Abstract

Deep ultraviolet microscopy (UV) enables high-resolution, label-free imaging of biological samples and yields diagnostically relevant quantitative molecular and structural information. We recently demonstrated that deep UV microscopy can serve as a simple, fast, and low-cost alternative to modern hematology analyzers that assess variations in the morphological, molecular, and cytogenetic properties of blood cells to monitor and diagnose blood disorders. We also introduced a pseudocolorization scheme that uses multi-spectral UV images (acquired at three different wavelengths) to generate images whose colors accurately recapitulate those produced by conventional Giemsa staining, and can thus be used for visual hematological analysis. Here, we present a deeplearning framework to virtually stain single-channel UV images acquired at 260 nm, providing a factor of three improvement in imaging speed without sacrificing accuracy. We train a generative adversarial network (GAN) using image pairs consisting of single-channel UV images of blood smears and their corresponding pseudocolorized images to generate realistic, virtually stained images.
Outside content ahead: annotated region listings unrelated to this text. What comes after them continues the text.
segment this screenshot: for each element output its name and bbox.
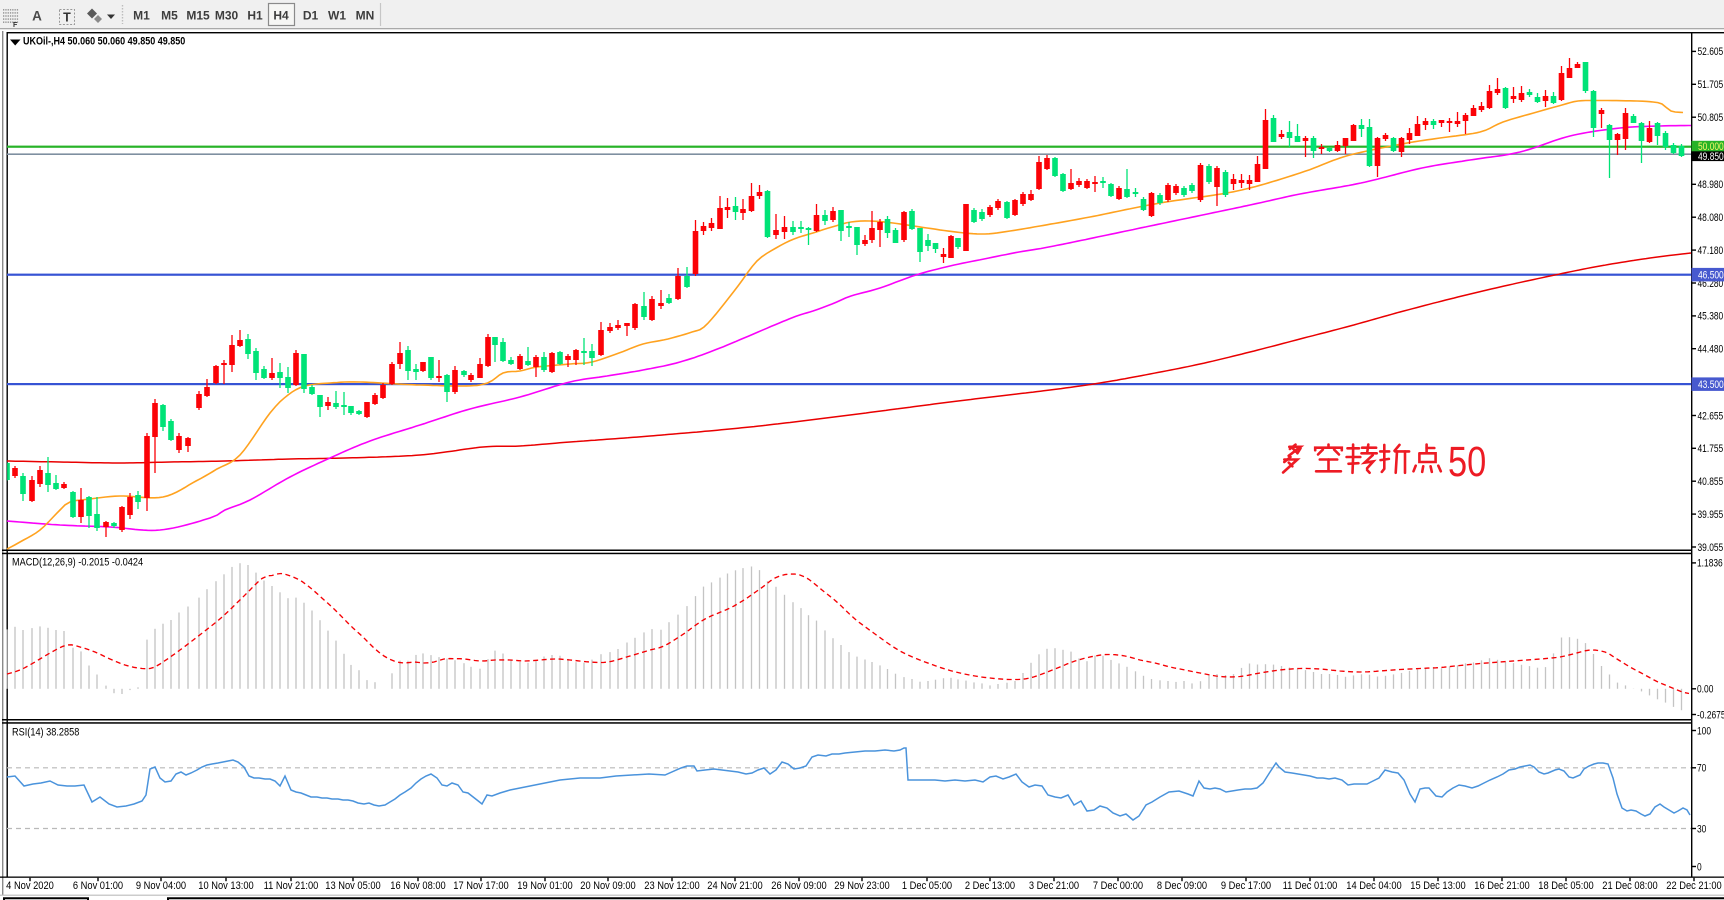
svg-text:20 Nov 09:00: 20 Nov 09:00 xyxy=(580,881,636,893)
svg-text:19 Nov 01:00: 19 Nov 01:00 xyxy=(517,881,573,893)
svg-text:50.000: 50.000 xyxy=(1698,141,1724,153)
svg-text:52.605: 52.605 xyxy=(1698,46,1724,58)
svg-text:11 Dec 01:00: 11 Dec 01:00 xyxy=(1283,881,1338,893)
svg-text:45.380: 45.380 xyxy=(1698,311,1724,323)
svg-text:M30: M30 xyxy=(215,9,239,23)
svg-text:30: 30 xyxy=(1697,823,1706,835)
svg-text:10 Nov 13:00: 10 Nov 13:00 xyxy=(198,881,254,893)
svg-text:21 Dec 08:00: 21 Dec 08:00 xyxy=(1602,881,1658,893)
svg-text:W1: W1 xyxy=(328,9,346,23)
svg-text:26 Nov 09:00: 26 Nov 09:00 xyxy=(771,881,827,893)
svg-text:29 Nov 23:00: 29 Nov 23:00 xyxy=(834,881,890,893)
svg-text:RSI(14) 38.2858: RSI(14) 38.2858 xyxy=(12,727,80,739)
svg-text:9 Dec 17:00: 9 Dec 17:00 xyxy=(1221,881,1272,893)
svg-text:46.500: 46.500 xyxy=(1698,270,1724,282)
svg-text:UKOil-,H4 50.060 50.060 49.85: UKOil-,H4 50.060 50.060 49.850 49.850 xyxy=(23,36,186,48)
svg-text:40.855: 40.855 xyxy=(1698,476,1724,488)
svg-text:100: 100 xyxy=(1697,725,1711,737)
svg-text:T: T xyxy=(63,11,71,25)
svg-text:49.850: 49.850 xyxy=(1698,151,1724,163)
svg-text:24 Nov 21:00: 24 Nov 21:00 xyxy=(707,881,763,893)
svg-text:51.705: 51.705 xyxy=(1698,79,1724,91)
svg-text:39.055: 39.055 xyxy=(1698,542,1724,554)
svg-text:18 Dec 05:00: 18 Dec 05:00 xyxy=(1538,881,1594,893)
svg-text:3 Dec 21:00: 3 Dec 21:00 xyxy=(1029,881,1080,893)
svg-text:-0.2675: -0.2675 xyxy=(1697,709,1724,721)
svg-text:39.955: 39.955 xyxy=(1698,509,1724,521)
svg-text:16 Nov 08:00: 16 Nov 08:00 xyxy=(390,881,446,893)
svg-text:M5: M5 xyxy=(161,9,178,23)
svg-text:44.480: 44.480 xyxy=(1698,344,1724,356)
svg-text:43.500: 43.500 xyxy=(1698,379,1724,391)
svg-text:70: 70 xyxy=(1697,763,1706,775)
svg-text:9 Nov 04:00: 9 Nov 04:00 xyxy=(136,881,187,893)
svg-text:8 Dec 09:00: 8 Dec 09:00 xyxy=(1157,881,1208,893)
svg-text:A: A xyxy=(32,9,42,24)
svg-text:D1: D1 xyxy=(303,9,319,23)
svg-text:42.655: 42.655 xyxy=(1698,410,1724,422)
svg-text:48.980: 48.980 xyxy=(1698,179,1724,191)
svg-text:50.805: 50.805 xyxy=(1698,112,1724,124)
svg-text:14 Dec 04:00: 14 Dec 04:00 xyxy=(1346,881,1402,893)
svg-text:48.080: 48.080 xyxy=(1698,212,1724,224)
svg-text:22 Dec 21:00: 22 Dec 21:00 xyxy=(1666,881,1722,893)
svg-text:23 Nov 12:00: 23 Nov 12:00 xyxy=(644,881,700,893)
svg-text:50: 50 xyxy=(1448,438,1486,485)
svg-text:6 Nov 01:00: 6 Nov 01:00 xyxy=(73,881,124,893)
svg-text:11 Nov 21:00: 11 Nov 21:00 xyxy=(264,881,319,893)
svg-text:17 Nov 17:00: 17 Nov 17:00 xyxy=(453,881,509,893)
svg-text:41.755: 41.755 xyxy=(1698,443,1724,455)
svg-text:1 Dec 05:00: 1 Dec 05:00 xyxy=(902,881,953,893)
svg-text:47.180: 47.180 xyxy=(1698,245,1724,257)
svg-text:0: 0 xyxy=(1697,861,1702,873)
svg-text:13 Nov 05:00: 13 Nov 05:00 xyxy=(325,881,381,893)
svg-text:M1: M1 xyxy=(133,9,150,23)
svg-text:H4: H4 xyxy=(273,9,289,23)
svg-text:M15: M15 xyxy=(186,9,210,23)
svg-text:7 Dec 00:00: 7 Dec 00:00 xyxy=(1093,881,1144,893)
svg-text:0.00: 0.00 xyxy=(1697,684,1713,696)
svg-text:16 Dec 21:00: 16 Dec 21:00 xyxy=(1474,881,1530,893)
svg-text:H1: H1 xyxy=(247,9,263,23)
svg-text:MN: MN xyxy=(356,9,375,23)
svg-text:F: F xyxy=(13,22,18,29)
svg-text:15 Dec 13:00: 15 Dec 13:00 xyxy=(1410,881,1466,893)
svg-text:1.1836: 1.1836 xyxy=(1697,558,1723,570)
svg-text:4 Nov 2020: 4 Nov 2020 xyxy=(6,881,54,893)
svg-text:2 Dec 13:00: 2 Dec 13:00 xyxy=(965,881,1016,893)
svg-text:MACD(12,26,9) -0.2015 -0.0424: MACD(12,26,9) -0.2015 -0.0424 xyxy=(12,557,143,569)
The virtual stained images are post-processed to improve contrast and yield consistent background colors. We quantify the performance of our framework in terms of the structural similarity index (SSIM) for each color channel. Our virtual staining scheme is the first step towards a completely automated hematological analysis pipeline that includes segmentation and classification of different blood cell types to compute metrics of diagnostic value. Our method eliminates the need to acquire images at different wavelengths and could potentially lead to the development of a faster and more compact label-free, point-of-care hematology analyzer.